Don’t Actually Hit On the Model
A number of the things I’ve talked about are designed to help you avoid inadvertently looking like you’re hitting on your model. I would hope it doesn’t need to be said, but don’t actually hit on a model during a shoot, either. The dynamics of the situation makes it inappropriate.
Striving to treat another human being decently should be enough motivation for you to follow these guidelines or get informed consent in advance, but I’ll give you another very practical reason to follow the advice in this post: models talk to each other.

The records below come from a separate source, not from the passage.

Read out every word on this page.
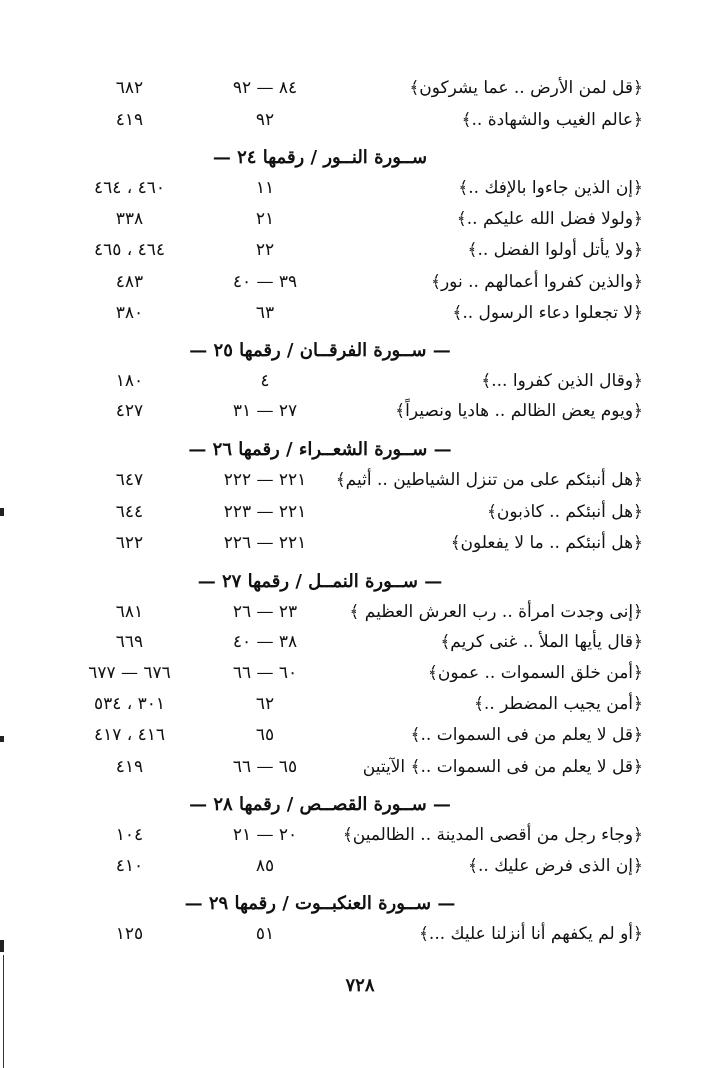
﴿قل لمن الأرض .. عما يشركون﴾
٨٤ — ٩٢
٦٨٢
﴿عالم الغيب والشهادة ..﴾
٩٢
٤١٩
ســورة النــور / رقمها ٢٤ —
﴿إن الذين جاءوا بالإفك ..﴾
١١
٤٦٠ ، ٤٦٤
﴿ولولا فضل الله عليكم ..﴾
٢١
٣٣٨
﴿ولا يأتل أولوا الفضل ..﴾
٢٢
٤٦٤ ، ٤٦٥
﴿والذين كفروا أعمالهم .. نور﴾
٣٩ — ٤٠
٤٨٣
﴿لا تجعلوا دعاء الرسول ..﴾
٦٣
٣٨٠
— ســورة الفرقــان / رقمها ٢٥ —
﴿وقال الذين كفروا ...﴾
٤
١٨٠
﴿ويوم يعض الظالم .. هاديا ونصيراً﴾
٢٧ — ٣١
٤٢٧
— ســورة الشعــراء / رقمها ٢٦ —
﴿هل أنبئكم على من تنزل الشياطين .. أثيم﴾
٢٢١ — ٢٢٢
٦٤٧
﴿هل أنبئكم .. كاذبون﴾
٢٢١ — ٢٢٣
٦٤٤
﴿هل أنبئكم .. ما لا يفعلون﴾
٢٢١ — ٢٢٦
٦٢٢
— ســورة النمــل / رقمها ٢٧ —
﴿إنى وجدت امرأة .. رب العرش العظيم ﴾
٢٣ — ٢٦
٦٨١
﴿قال يأيها الملأ .. غنى كريم﴾
٣٨ — ٤٠
٦٦٩
﴿أمن خلق السموات .. عمون﴾
٦٠ — ٦٦
٦٧٦ — ٦٧٧
﴿أمن يجيب المضطر ..﴾
٦٢
٣٠١ ، ٥٣٤
﴿قل لا يعلم من فى السموات ..﴾
٦٥
٤١٦ ، ٤١٧
﴿قل لا يعلم من فى السموات ..﴾ الآيتين
٦٥ — ٦٦
٤١٩
— ســورة القصــص / رقمها ٢٨ —
﴿وجاء رجل من أقصى المدينة .. الظالمين﴾
٢٠ — ٢١
١٠٤
﴿إن الذى فرض عليك ..﴾
٨٥
٤١٠
— ســورة العنكبــوت / رقمها ٢٩ —
﴿أو لم يكفهم أنا أنزلنا عليك ...﴾
٥١
١٢٥
٧٢٨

In this digital age, models who have never even met in person are able to easily and quickly communicate on social media and, believe me, they do. While some models will tell you when you’ve done something to make them uncomfortable, many won’t; they’ll just grit their teeth, get through the shoot, then add you to their list of people to never work with again. They may also tell other models not to work with you. It won’t take that many shoots to find yourself blacklisted and unable to reliably find models if you make people uncomfortable or behave inappropriately. If your behavior is particularly egregious, you’re likely to find yourself (justifiably) “named and shamed” on social media, which can have devastating consequences, both personal and professional.
Okay. Now that we’ve got that all out of the way, we can move on to the fun stuff starting with the next Getting Started post!